Head for the Cure-funded study shows encouraging results against recurrent gliomas

A team at Henry Ford Health System has published encouraging findings for using radiosurgery to treat for recurrent brain tumors.

A major clinical trial, with seed funding from the Head for the CureFoundation and led by a team of scientists and clinicians at Henry Ford Health System, reached an important milestone last week, publishing their findings that support the use of a promising new radiosurgery technique.

The team, lead by Dr. Tobias Walbert of Henry Ford Health System Department of Neurosurgery, sought to demonstrate effectiveness of a radiation therapy technique known as fractionated stereotactic radiosurgery in patients with recurrent high-grade gliomas (including recurrent glioblastoma).

Some of biggest improvements in brain tumor survival in recent years can be traced to improvements in surgical technique. The best case scenario for longer-term survival with a brain tumor tends to be when the patient has a very successful removal or destruction of the primary brain tumor.

Yet even patients who have initial success in treating their high-grade brain tumors will often see a recurrence somewhere down the line. When this happens, the chances of avoiding further tumor progression can be very slim.

Patients with recurrences typically receive chemotherapy with the drug bevicizumab (BEV, brand name Avastin). Despite BEV, tumor growth tends to return, and, when this happens, recurrent brain tumors are more difficult to treat with surgery or radiation, compared with original tumors.

Dr. Walbert and team’s technique delivers high-dose radiation to the site of the recurring tumor in several doses on different days. 3D computer imaging helps to focus the radiation beams and localize treatment to the tumor site, and delivering the radiation in multiple doses is intended to minimize side effects to healthy brain tissue. When combined with a chemotherapy treatment, Dr. Walbert and team found that their use of radio surgery noticeably extended the average time without tumor progression.

Dr. Walbert’s findings are a great example of how progress in the fight against brain tumors proceeds. By itself it makes a difference even though it’s not a cure. Combined with other techniques, patients get more time with their families, more opportunities to focus on what’s important to them, and the chance to keep fighting. And with continued research, step by step we build the toolkit for fighting brain tumors.

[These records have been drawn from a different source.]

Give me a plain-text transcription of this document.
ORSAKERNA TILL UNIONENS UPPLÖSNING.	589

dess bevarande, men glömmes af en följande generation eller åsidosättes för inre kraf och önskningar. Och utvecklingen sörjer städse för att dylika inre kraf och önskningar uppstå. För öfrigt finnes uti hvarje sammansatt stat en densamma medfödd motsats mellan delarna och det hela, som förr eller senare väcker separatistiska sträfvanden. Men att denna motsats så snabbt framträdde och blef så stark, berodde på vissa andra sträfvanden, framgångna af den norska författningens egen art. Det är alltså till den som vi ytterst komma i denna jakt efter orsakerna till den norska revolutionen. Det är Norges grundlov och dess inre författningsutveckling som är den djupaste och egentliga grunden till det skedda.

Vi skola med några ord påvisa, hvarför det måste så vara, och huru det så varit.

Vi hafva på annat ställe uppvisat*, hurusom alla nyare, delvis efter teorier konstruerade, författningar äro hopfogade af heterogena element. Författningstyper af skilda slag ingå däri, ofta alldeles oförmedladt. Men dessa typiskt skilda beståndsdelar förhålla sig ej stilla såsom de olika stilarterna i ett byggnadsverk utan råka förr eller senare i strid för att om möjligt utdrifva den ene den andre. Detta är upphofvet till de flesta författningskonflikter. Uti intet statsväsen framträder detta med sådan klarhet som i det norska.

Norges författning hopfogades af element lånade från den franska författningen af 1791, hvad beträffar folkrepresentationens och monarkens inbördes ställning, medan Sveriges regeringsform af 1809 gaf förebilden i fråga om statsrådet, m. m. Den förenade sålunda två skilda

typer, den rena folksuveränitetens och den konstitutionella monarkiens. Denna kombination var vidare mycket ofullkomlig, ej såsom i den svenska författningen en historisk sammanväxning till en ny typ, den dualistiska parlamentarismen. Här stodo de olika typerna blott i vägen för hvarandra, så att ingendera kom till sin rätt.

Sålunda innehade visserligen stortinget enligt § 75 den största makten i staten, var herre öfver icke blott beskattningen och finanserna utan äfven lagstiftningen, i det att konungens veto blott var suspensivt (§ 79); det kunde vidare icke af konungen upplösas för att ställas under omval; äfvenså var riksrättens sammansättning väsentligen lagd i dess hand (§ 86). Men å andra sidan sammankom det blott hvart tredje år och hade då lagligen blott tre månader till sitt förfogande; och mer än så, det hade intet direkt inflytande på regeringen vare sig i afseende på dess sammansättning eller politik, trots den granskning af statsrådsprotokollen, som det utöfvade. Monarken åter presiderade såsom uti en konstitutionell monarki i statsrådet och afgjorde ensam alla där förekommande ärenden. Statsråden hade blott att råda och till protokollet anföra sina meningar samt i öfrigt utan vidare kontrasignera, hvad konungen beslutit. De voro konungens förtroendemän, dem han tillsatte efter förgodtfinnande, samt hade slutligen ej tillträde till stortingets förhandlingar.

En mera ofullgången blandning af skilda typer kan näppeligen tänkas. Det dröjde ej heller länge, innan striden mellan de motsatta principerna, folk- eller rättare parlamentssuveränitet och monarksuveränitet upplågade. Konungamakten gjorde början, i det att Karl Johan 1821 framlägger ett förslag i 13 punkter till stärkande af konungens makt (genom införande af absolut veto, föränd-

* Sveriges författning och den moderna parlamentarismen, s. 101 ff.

Funding trials like this one is a vital mission. Launching and operating a new clinical trial involves considerable costs. There are costs related to staff time, lab time, equipment, drugs, analysis, recruiting patients, and more. And not every piece of research that could prove beneficial always fits what major funders of research want to back.

For instance, pharmaceutical companies or medical device manufacturers often provide support to trials, especially when they’re seeking FDA approval for a new drug or a new label for an existing drug. Governments also support clinical trials: the National Institutes of Health are the biggest sponsor of medical research in the United States and they support efforts of all kinds. However, many potential research studies that investigators are interested in can’t get off the ground for lack of funding.

Trials for surgical techniques often fall into this category, because they aren’t part of what the government considers basic science and they aren’t related to the approval of a drug. Yet they make a huge difference for the people who get months or years of their lives back because of a better surgical outcome, in a primary brain tumor or in a recurrence.

That’s why the Head for the Cure Foundation supports efforts like this study, and why it supports communications efforts like this website. People with brain tumors deserve a fighting chance, and we’re proud to partner with, support, and boost the work of anyone who is giving them that chance.